Let us fix \(i\) and simplify the notation by writing \(u_k = u_{i,k}\), \(v_k = u_{i + 1,k}\). Let us set \(c = \tau / h^2\). Then the linear system is

\[ \begin{align*} (1 + 2 c) v_{2} - c v_{3} &= u_2 + c a\\ -c v_{2} + (1 + 2 c) v_{3} - c v_{4} &= u_3\\ &\vdots\\ -c v_{k - 1} + (1 + 2 c) v_{k} - c v_{k + 1} &= u_k\\ &\vdots\\ -c v_{M - 2} + (1 + 2 c) v_{M - 1} - c v_{M} &= u_{M - 1}\\ -c v_{M - 1} + (1 + 2 c) v_{M} &= u_M + c b \end{align*} \]

This system can be efficiently solved using the tridiagonal matrix algorithm.

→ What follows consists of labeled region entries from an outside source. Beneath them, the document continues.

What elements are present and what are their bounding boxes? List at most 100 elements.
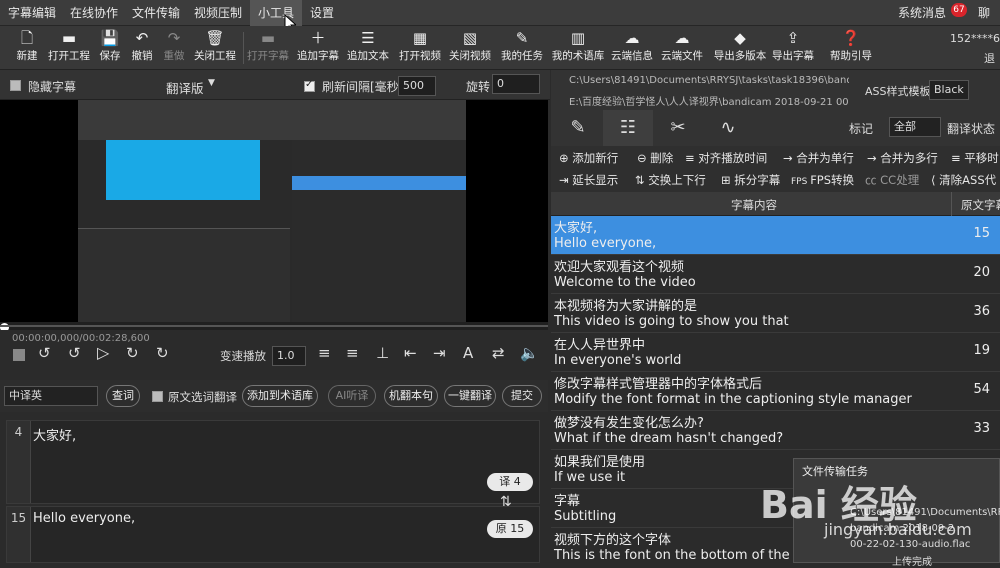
tab-tools[interactable]: ✂ (653, 110, 703, 146)
help-guide-button[interactable]: ❓ 帮助引导 (824, 28, 878, 68)
save-button[interactable]: 💾 保存 (92, 28, 128, 68)
file-path-2[interactable]: E:\百度经验\哲学怪人\人人译视界\bandicam 2018-09-21 0… (569, 93, 849, 108)
extend-display-button[interactable]: ⇥ 延长显示 (559, 172, 618, 188)
close-project-button[interactable]: 🗑 关闭工程 (192, 28, 238, 68)
undo-icon: ↶ (135, 29, 149, 47)
video-preview[interactable] (0, 100, 548, 322)
table-row[interactable]: 大家好, Hello everyone, 15 (551, 216, 1000, 255)
tab-chart[interactable]: ∿ (703, 110, 753, 146)
open-project-button[interactable]: ▬ 打开工程 (46, 28, 92, 68)
align-bottom-icon[interactable]: ⊥ (376, 344, 389, 362)
one-click-translate-button[interactable]: 一键翻译 (444, 385, 496, 407)
my-termbase-button[interactable]: ▥ 我的术语库 (550, 28, 606, 68)
volume-icon[interactable]: 🔈 (520, 344, 539, 362)
menu-video-compress[interactable]: 视频压制 (186, 0, 250, 26)
open-video-button[interactable]: ▦ 打开视频 (398, 28, 442, 68)
rewind-1s-icon[interactable]: ↺ (68, 344, 81, 362)
version-select[interactable]: 翻译版 (166, 78, 204, 97)
select-word-checkbox[interactable] (152, 391, 163, 402)
machine-translate-button[interactable]: 机翻本句 (384, 385, 438, 407)
translation-status-label[interactable]: 翻译状态 (947, 120, 995, 137)
chat-menu[interactable]: 聊天 (970, 0, 1000, 46)
redo-icon: ↷ (167, 29, 181, 47)
watermark-url: jingyan.baidu.com (824, 520, 972, 539)
align-time-button[interactable]: ≡ 对齐播放时间 (685, 150, 767, 166)
table-row[interactable]: 在人人异世界中 In everyone's world 19 (551, 333, 1000, 372)
align-middle-icon[interactable]: ≡ (346, 344, 359, 362)
hide-subtitles-checkbox[interactable] (10, 80, 21, 91)
menu-subtitle-edit[interactable]: 字幕编辑 (0, 0, 64, 26)
menu-online-collab[interactable]: 在线协作 (62, 0, 126, 26)
font-size-icon[interactable]: A (463, 344, 473, 362)
export-icon: ⇪ (786, 29, 800, 47)
translation-text[interactable]: 大家好, (33, 425, 76, 444)
player-controls: 00:00:00,000/00:02:28,600 ↺ ↺ ▷ ↻ ↻ 变速播放… (0, 330, 548, 378)
progress-bar[interactable] (0, 322, 548, 332)
add-to-termbase-button[interactable]: 添加到术语库 (242, 385, 318, 407)
redo-button[interactable]: ↷ 重做 (158, 28, 190, 68)
export-versions-button[interactable]: ◆ 导出多版本 (712, 28, 768, 68)
folder-icon: ▬ (260, 29, 276, 47)
submit-button[interactable]: 提交 (502, 385, 542, 407)
mark-filter-select[interactable]: 全部 (889, 117, 941, 137)
undo-button[interactable]: ↶ 撤销 (126, 28, 158, 68)
tab-subtitles[interactable]: ☷ (603, 110, 653, 146)
open-subtitle-button[interactable]: ▬ 打开字幕 (246, 28, 290, 68)
video-inner-selected-row (292, 176, 466, 190)
close-video-button[interactable]: ▧ 关闭视频 (448, 28, 492, 68)
delete-button[interactable]: ⊖ 删除 (637, 150, 673, 166)
cloud-info-button[interactable]: ☁ 云端信息 (610, 28, 654, 68)
new-button[interactable]: 🗋 新建 (6, 28, 48, 68)
stop-icon[interactable] (13, 349, 25, 361)
table-row[interactable]: 修改字幕样式管理器中的字体格式后 Modify the font format i… (551, 372, 1000, 411)
menu-settings[interactable]: 设置 (302, 0, 342, 26)
append-text-button[interactable]: ☰ 追加文本 (346, 28, 390, 68)
original-text[interactable]: Hello everyone, (33, 511, 135, 526)
shift-time-button[interactable]: ≡ 平移时 (951, 150, 999, 166)
translation-editor[interactable]: 4 大家好, 译 4 (6, 420, 540, 504)
table-row[interactable]: 本视频将为大家讲解的是 This video is going to show y… (551, 294, 1000, 333)
system-messages[interactable]: 系统消息 (890, 0, 954, 26)
move-left-icon[interactable]: ⇤ (404, 344, 417, 362)
split-subtitle-button[interactable]: ⊞ 拆分字幕 (721, 172, 780, 188)
add-line-button[interactable]: ⊕ 添加新行 (559, 150, 618, 166)
fps-convert-button[interactable]: FPS FPS转换 (791, 172, 854, 188)
cloud-files-button[interactable]: ☁ 云端文件 (660, 28, 704, 68)
refresh-interval-checkbox[interactable] (304, 79, 315, 92)
play-icon[interactable]: ▷ (97, 343, 109, 362)
ai-listen-button[interactable]: AI听译 (328, 385, 376, 407)
forward-3s-icon[interactable]: ↻ (156, 344, 169, 362)
rewind-3s-icon[interactable]: ↺ (38, 344, 51, 362)
my-tasks-button[interactable]: ✎ 我的任务 (500, 28, 544, 68)
refresh-interval-label: 刷新间隔[毫秒] (322, 80, 404, 94)
merge-single-button[interactable]: → 合并为单行 (783, 150, 854, 166)
tab-edit[interactable]: ✎ (553, 110, 603, 146)
forward-1s-icon[interactable]: ↻ (126, 344, 139, 362)
cc-process-button[interactable]: ㏄ CC处理 (865, 172, 919, 188)
swap-lines-button[interactable]: ⇅ 交换上下行 (635, 172, 706, 188)
speed-select[interactable]: 1.0 (272, 346, 306, 366)
clear-ass-button[interactable]: ⟨ 清除ASS代 (931, 172, 996, 188)
ass-template-select[interactable]: Black (929, 80, 969, 100)
lookup-button[interactable]: 查词 (106, 385, 140, 407)
logout-link[interactable]: 退 (984, 50, 995, 66)
swap-vertical-icon: ⇅ (635, 173, 649, 187)
cloud-icon: ☁ (624, 29, 640, 47)
merge-multi-button[interactable]: → 合并为多行 (867, 150, 938, 166)
original-editor[interactable]: 15 Hello everyone, 原 15 (6, 506, 540, 563)
swap-icon[interactable]: ⇄ (492, 344, 505, 362)
move-right-icon[interactable]: ⇥ (433, 344, 446, 362)
file-path-1[interactable]: C:\Users\81491\Documents\RRYSJ\tasks\tas… (569, 75, 849, 86)
export-subtitle-button[interactable]: ⇪ 导出字幕 (770, 28, 816, 68)
table-row[interactable]: 欢迎大家观看这个视频 Welcome to the video 20 (551, 255, 1000, 294)
language-select[interactable]: 中译英 (4, 386, 98, 406)
progress-track (0, 325, 548, 327)
menu-file-transfer[interactable]: 文件传输 (124, 0, 188, 26)
toolbar-divider (243, 32, 244, 64)
rotate-input[interactable]: 0 (492, 74, 540, 94)
refresh-interval-input[interactable]: 500 (398, 76, 436, 96)
align-top-icon[interactable]: ≡ (318, 344, 331, 362)
cc-icon: ㏄ (865, 173, 881, 187)
table-row[interactable]: 做梦没有发生变化怎么办? What if the dream hasn't cha… (551, 411, 1000, 450)
append-subtitle-button[interactable]: ＋追加字幕 (296, 28, 340, 68)
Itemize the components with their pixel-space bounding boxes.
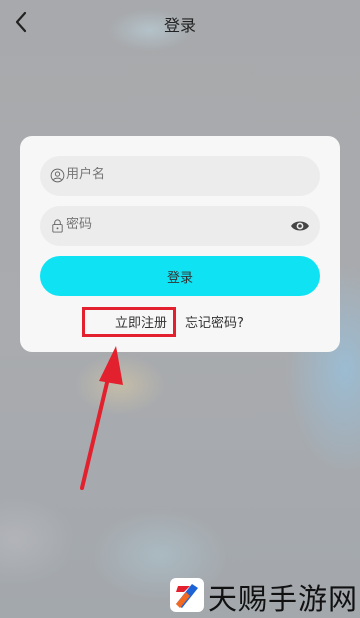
eye-icon[interactable] bbox=[290, 217, 310, 235]
username-field[interactable] bbox=[40, 156, 320, 196]
lock-icon bbox=[52, 219, 63, 233]
login-card: 登录 立即注册 忘记密码? bbox=[20, 136, 340, 352]
watermark-text: 天赐手游网 bbox=[208, 582, 359, 616]
watermark: 天赐手游网 bbox=[164, 570, 360, 618]
page-title: 登录 bbox=[163, 16, 196, 35]
user-circle-icon bbox=[50, 168, 65, 183]
watermark-logo-icon bbox=[170, 578, 204, 612]
header-bar: 登录 bbox=[0, 0, 360, 44]
password-input[interactable] bbox=[66, 217, 286, 232]
forgot-password-link[interactable]: 忘记密码? bbox=[185, 312, 244, 331]
annotation-highlight-box bbox=[82, 307, 176, 337]
username-input[interactable] bbox=[66, 167, 286, 182]
password-field[interactable] bbox=[40, 206, 320, 246]
auth-links: 立即注册 忘记密码? bbox=[20, 312, 340, 332]
login-button[interactable]: 登录 bbox=[40, 256, 320, 296]
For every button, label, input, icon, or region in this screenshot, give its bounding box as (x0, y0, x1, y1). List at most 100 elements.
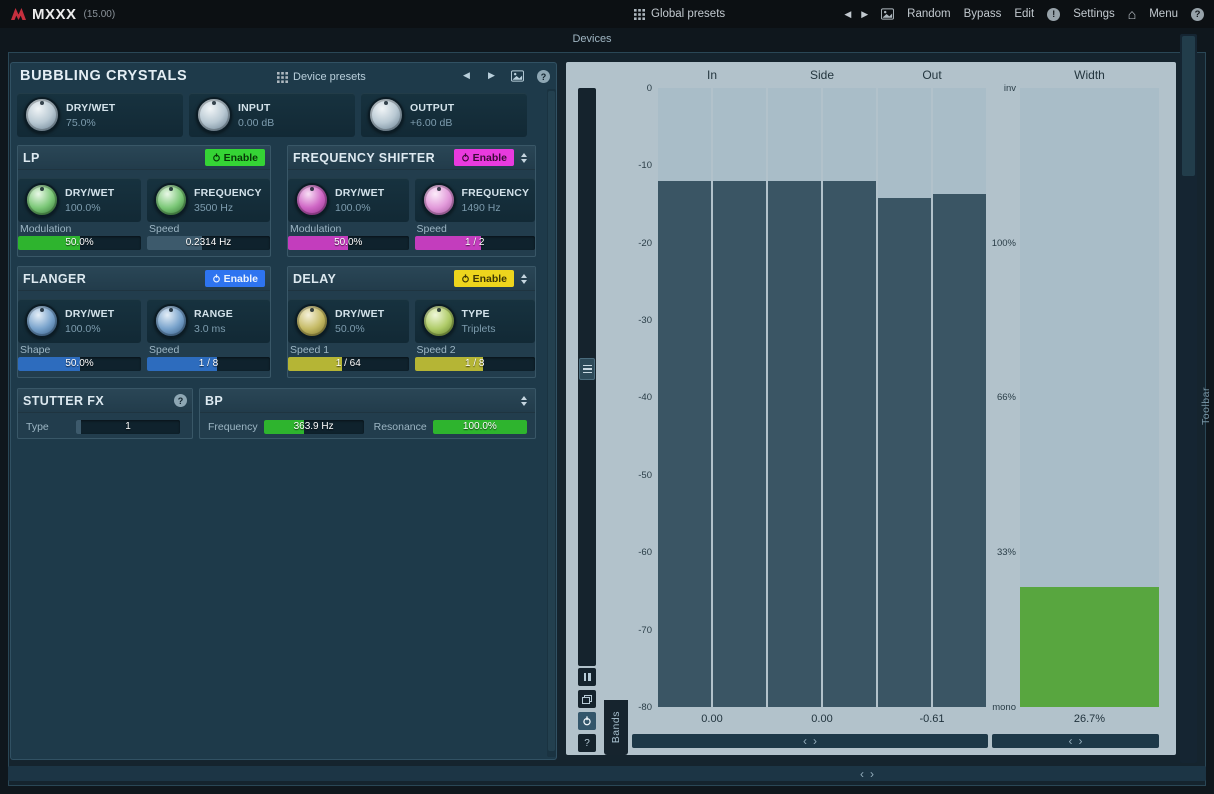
analyzer-help-button[interactable]: ? (578, 734, 596, 752)
device-presets-label: Device presets (293, 71, 366, 83)
enable-button[interactable]: Enable (454, 270, 514, 287)
delay-dry-wet-knob[interactable] (295, 304, 329, 338)
horizontal-scrollbar[interactable]: ‹ › (8, 766, 1206, 781)
home-icon[interactable]: ⌂ (1128, 7, 1136, 21)
scroll-right-icon[interactable]: › (1079, 734, 1083, 748)
master-dry-wet-control[interactable]: DRY/WET 75.0% (17, 93, 183, 137)
fs-modulation-slider[interactable]: 50.0% (288, 236, 409, 250)
popup-window-button[interactable] (578, 690, 596, 708)
preset-image-icon[interactable] (881, 8, 894, 20)
scroll-left-icon[interactable]: ‹ (803, 734, 807, 748)
flanger-speed-slider[interactable]: 1 / 8 (147, 357, 270, 371)
section-spinner[interactable] (518, 149, 530, 166)
edit-button[interactable]: Edit (1014, 8, 1034, 20)
help-icon[interactable]: ? (1191, 8, 1204, 21)
flanger-dry-wet-knob[interactable] (25, 304, 59, 338)
device-title: BUBBLING CRYSTALS (20, 68, 187, 84)
lp-modulation-slider[interactable]: 50.0% (18, 236, 141, 250)
tab-toolbar[interactable]: Toolbar (1198, 378, 1213, 434)
bp-frequency-slider[interactable]: 363.9 Hz (264, 420, 364, 434)
delay-type-knob[interactable] (422, 304, 456, 338)
section-lp-header[interactable]: LP Enable (18, 146, 270, 170)
lp-speed-slider[interactable]: 0.2314 Hz (147, 236, 270, 250)
scrollbar-thumb[interactable] (1182, 36, 1195, 176)
master-dry-wet-knob[interactable] (24, 97, 60, 133)
fs-frequency-control[interactable]: FREQUENCY 1490 Hz (415, 178, 536, 222)
device-presets-button[interactable]: Device presets (277, 71, 366, 83)
meter-fill (713, 181, 766, 707)
scroll-left-icon[interactable]: ‹ (860, 767, 864, 781)
fs-dry-wet-control[interactable]: DRY/WET 100.0% (288, 178, 409, 222)
db-scale-label: -10 (618, 160, 652, 171)
enable-button[interactable]: Enable (205, 270, 265, 287)
section-flanger-header[interactable]: FLANGER Enable (18, 267, 270, 291)
flanger-range-knob[interactable] (154, 304, 188, 338)
bp-resonance-slider[interactable]: 100.0% (433, 420, 527, 434)
settings-button[interactable]: Settings (1073, 8, 1115, 20)
delay-type-control[interactable]: TYPE Triplets (415, 299, 536, 343)
section-help-icon[interactable]: ? (174, 394, 187, 407)
random-button[interactable]: Random (907, 8, 950, 20)
delay-dry-wet-control[interactable]: DRY/WET 50.0% (288, 299, 409, 343)
scrollbar-thumb[interactable] (548, 91, 555, 751)
device-panel: BUBBLING CRYSTALS Device presets ◀ ▶ ? D… (10, 62, 557, 760)
knob-label: TYPE (462, 308, 496, 320)
pause-button[interactable] (578, 668, 596, 686)
meters-scrollbar[interactable]: ‹ › (632, 734, 988, 748)
section-bp-header[interactable]: BP (200, 389, 535, 413)
enable-button[interactable]: Enable (454, 149, 514, 166)
meter-fill (878, 198, 931, 707)
lp-dry-wet-control[interactable]: DRY/WET 100.0% (18, 178, 141, 222)
fs-dry-wet-knob[interactable] (295, 183, 329, 217)
window-icon (582, 695, 592, 704)
meter-zoom-slider[interactable] (578, 88, 596, 666)
width-scale-label: inv (972, 83, 1016, 94)
section-title: FREQUENCY SHIFTER (293, 151, 454, 165)
bypass-button[interactable]: Bypass (964, 8, 1002, 20)
section-stutter-fx-header[interactable]: STUTTER FX ? (18, 389, 192, 413)
menu-button[interactable]: Menu (1149, 8, 1178, 20)
device-help-icon[interactable]: ? (537, 70, 550, 83)
stutter-type-slider[interactable]: 1 (76, 420, 180, 434)
info-icon[interactable]: ! (1047, 8, 1060, 21)
master-input-knob[interactable] (196, 97, 232, 133)
vertical-scrollbar[interactable] (1180, 34, 1197, 763)
lp-frequency-control[interactable]: FREQUENCY 3500 Hz (147, 178, 270, 222)
flanger-dry-wet-control[interactable]: DRY/WET 100.0% (18, 299, 141, 343)
enable-button[interactable]: Enable (205, 149, 265, 166)
delay-speed-1-slider[interactable]: 1 / 64 (288, 357, 409, 371)
section-bp: BP Frequency 363.9 Hz Resonance 100.0% (199, 388, 536, 439)
section-spinner[interactable] (518, 392, 530, 409)
slider-value: 50.0% (18, 357, 141, 371)
flanger-range-control[interactable]: RANGE 3.0 ms (147, 299, 270, 343)
device-image-icon[interactable] (511, 70, 524, 82)
next-preset-button[interactable]: ▶ (861, 9, 868, 20)
section-spinner[interactable] (518, 270, 530, 287)
global-presets-button[interactable]: Global presets (634, 0, 725, 28)
fs-speed-slider[interactable]: 1 / 2 (415, 236, 536, 250)
meter-side-left (768, 88, 821, 707)
section-frequency-shifter-header[interactable]: FREQUENCY SHIFTER Enable (288, 146, 535, 170)
master-output-knob[interactable] (368, 97, 404, 133)
device-panel-scrollbar[interactable] (547, 89, 556, 757)
next-device-preset-button[interactable]: ▶ (488, 70, 495, 81)
previous-preset-button[interactable]: ◀ (844, 9, 851, 20)
width-meter-scrollbar[interactable]: ‹ › (992, 734, 1159, 748)
section-title: LP (23, 151, 205, 165)
tab-devices[interactable]: Devices (0, 33, 1184, 45)
fs-frequency-knob[interactable] (422, 183, 456, 217)
master-output-control[interactable]: OUTPUT +6.00 dB (361, 93, 527, 137)
meter-zoom-handle[interactable] (579, 358, 595, 380)
scroll-right-icon[interactable]: › (870, 767, 874, 781)
lp-dry-wet-knob[interactable] (25, 183, 59, 217)
lp-frequency-knob[interactable] (154, 183, 188, 217)
delay-speed-2-slider[interactable]: 1 / 8 (415, 357, 536, 371)
section-delay-header[interactable]: DELAY Enable (288, 267, 535, 291)
scroll-right-icon[interactable]: › (813, 734, 817, 748)
previous-device-preset-button[interactable]: ◀ (463, 70, 470, 81)
flanger-shape-slider[interactable]: 50.0% (18, 357, 141, 371)
master-input-control[interactable]: INPUT 0.00 dB (189, 93, 355, 137)
analyzer-power-button[interactable] (578, 712, 596, 730)
scroll-left-icon[interactable]: ‹ (1069, 734, 1073, 748)
presets-grid-icon (634, 9, 645, 20)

**Exercise.** Use the implicit method to solve the heat equation with initial data \(u_0(x) = \sin(\pi x)\), and boundary data \(u(0) = u(1) = 0\), on the domain \((0,1)\) using \(h = 0.1\) and \(\tau = 0.1\).

A sample solution is in `implicit_heat.f90`

. You can run the code, save the data in `sol.dat`

and plot the graph by running:

`gfortran implicit_heat.f90 -o a.exe && ./a.exe > sol.dat && gnuplot implicit_heat.plt`

Here is a sample output. Note that the space and time resolution is the same, in contrast to the explicit method.

## Higher order method

So far we have covered only methods that whose error of time discretization is \(O(\tau)\). To improve the accuracy, we can use the Crank-Nicolson method. It is the “average” of explicit and implicit methods that we have covered so far:

\[ \begin{align*} u_{i+1, k} = u_{i, k} &+ \frac \tau {2h^2} (u_{i + 1, k + 1} - 2 u_{i + 1, k} + u_{i + 1, k - 1})\\ &+ \frac \tau {2h^2} (u_{i, k + 1} - 2 u_{i, k} + u_{i, k - 1}) \end{align*} \]

This again leads to a system of linear equations to find the solution at time \(t = t_{i+1}\). Again, the solution can be found using the tridiagonal matrix algorithm.

**Exercise.** Use the implicit method to solve the heat equation with initial data \(u_0(x) = \sin(\pi x)\), and boundary data \(u(0) = u(1) = 0\), on the domain \((0,1)\) using \(h = 0.1\) and \(\tau = 0.1\).

Find the order of convergence by taking \(h = \tau = 0.1, 0.05, 0.025, 0.0125\). In particular, does the error decrease \(4\) times when the step sizes \(h = \tau\) decrease \(2\) times?